I reiterate: I actually do subscribe to the position that the universe is the only way it could have been, but it's tough to come up with evidence for it.

You have not established that this is so. The phrase "must be" is not evidential.

Anonymous said...

My point is that there is a logically implicated area for discovering said evidence, but it's hard to find evidence for something if you are predispositioned to only look everywhere else.

Shamelessly Atheist said...

How is requiring physical evidence looking in the "wrong place"?

Anonymous said...

Okay, in the first place, I didn't say that looking elsewhere is wrong or that it shouldn't be done, but my point is that nobody, and I mean nobody... (except Paul Davies)... ;)... even bothers to investigate the *most apparent* "smoking-gun" indicators.

You'll love this example, but I'm going on the assumption that you know who Lawrence Krauss is.

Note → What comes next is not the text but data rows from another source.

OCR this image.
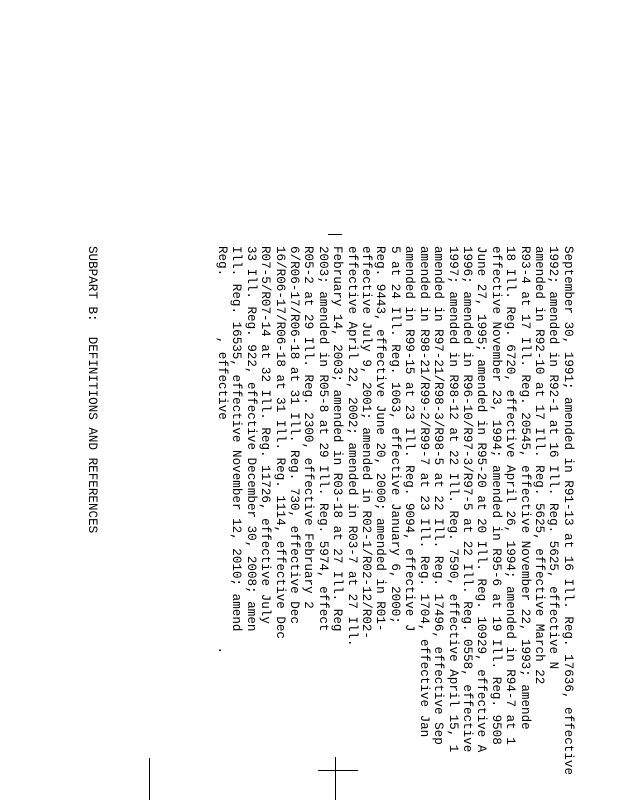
September 30, 1991; amended in R91-13 at 16 Ill. Reg. 17636, effective
1992; amended in R92-1 at 16 Ill. Reg. 5625, effective N
amended in R92-10 at 17 Ill. Reg. 5625, effective March 22
R93-4 at 17 Ill. Reg. 20545, effective November 22, 1993; amende
18 Ill. Reg. 6720, effective April 26, 1994; amended in R94-7 at 1
effective November 23, 1994; amended in R95-6 at 19 Ill. Reg. 9508
June 27, 1995; amended in R95-20 at 20 Ill. Reg. 10929, effective A
1996; amended in R96-10/R97-3/R97-5 at 22 Ill. Reg. 0558, effective
1997; amended in R98-12 at 22 Ill. Reg. 7590, effective April 15, 1
amended in R97-21/R98-3/R98-5 at 22 Ill. Reg. 17496, effective Sep
amended in R98-21/R99-2/R99-7 at 23 Ill. Reg. 1704, effective Jan
amended in R99-15 at 23 Ill. Reg. 9094, effective J
5 at 24 Ill. Reg. 1063, effective January 6, 2000;
Reg. 9443, effective June 20, 2000; amended in R01-
effective July 9, 2001; amended in R02-1/R02-12/R02-
effective April 22, 2002; amended in R03-7 at 27 Ill.
February 14, 2003; amended in R03-18 at 27 Ill. Reg
2003; amended in R05-8 at 29 Ill. Reg. 5974, effect
R05-2 at 29 Ill. Reg. 2300, effective February 2
6/R06-17/R06-18 at 31 Ill. Reg. 730, effective Dec
16/R06-17/R06-18 at 31 Ill. Reg. 1114, effective Dec
R07-5/R07-14 at 32 Ill. Reg. 11726, effective July
33 Ill. Reg. 922, effective December 30, 2008; amen
Ill. Reg. 16535, effective November 12, 2010; amend
Reg.        , effective                              .

SUBPART B:  DEFINITIONS AND REFERENCES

From edge.org - third culture:

"But when you look at CMB map, you also see that the structure that is observed, is in fact, in a weird way, correlated with the plane of the earth around the sun. Is this Copernicus coming back to haunt us? That's crazy. We're looking out at the whole universe. There's no way there should be a correlation of structure with our motion of the earth around the sun — the plane of the earth around the sun — the ecliptic. That would say we are truly the center of the universe."
-Lawrence Krauss

Now, if you were to press anyone on this fact (that I have included into the Wikipedia.org on the AP), then they will INEVITABLY tell you something very similar to... 'We have had "SOME" success at "explaining it away".

BUT...

And this is

... if I were to ask them what success that they'd had into investigations into the most apparent implication of the evidence, then they say something to the effect of:

'What investigation... Why should we give equal time to the most apparent implications of the evidence?'

That's crazy"
Says Lawrence

Wait just a freaking minute, Larry, isn't it direct observational evidence in support of a strong anthropic principle?

And still nobody sees any reason to look... cept me'n Paul.

That's not science, it's nothing better than preconceived ideological prejudice, at its finest.

Anonymous said...

... and then, when they can't refute my point, they inevitably sit in silent denial of the implication of the facts, rather than to admit that I have made a very strong point.

You know what I'm sayin, SA?... ;)

Brandon Carter called it, "anticentrist dogma", because the stubborn insistence of physicists to ignore the implication is what causes them to project cosmological principles that reflect mediocrity, which is not what is observed.

They've now gone "multiversal", while using anthropic selection in order to avoid the recognition of evidence for a strong anthropic structure principle.

I'm here to affirm that Brandon Carter was correct, and Paul Davies has noticed and expressed the same sentiment.

Believe me when I say that this is a disease of equal detriment to creationism.

Anonymous said...

The $6 chemical thing is not only th same as Chopra's ramblings, it IS one of his ramblings (The Seven Laws Of Spriitual Successs). Research before you write, my amoebic friend.

Shamelessly Atheist said...

Wow. What a totally pedantic thing to say, bacterium-brain! I was debunking what he wrote, and so I hit the nail on the head without researching him! Why would I want to research the vacuous writings of Chopra any further than I had to? Went way over your head, didn't I?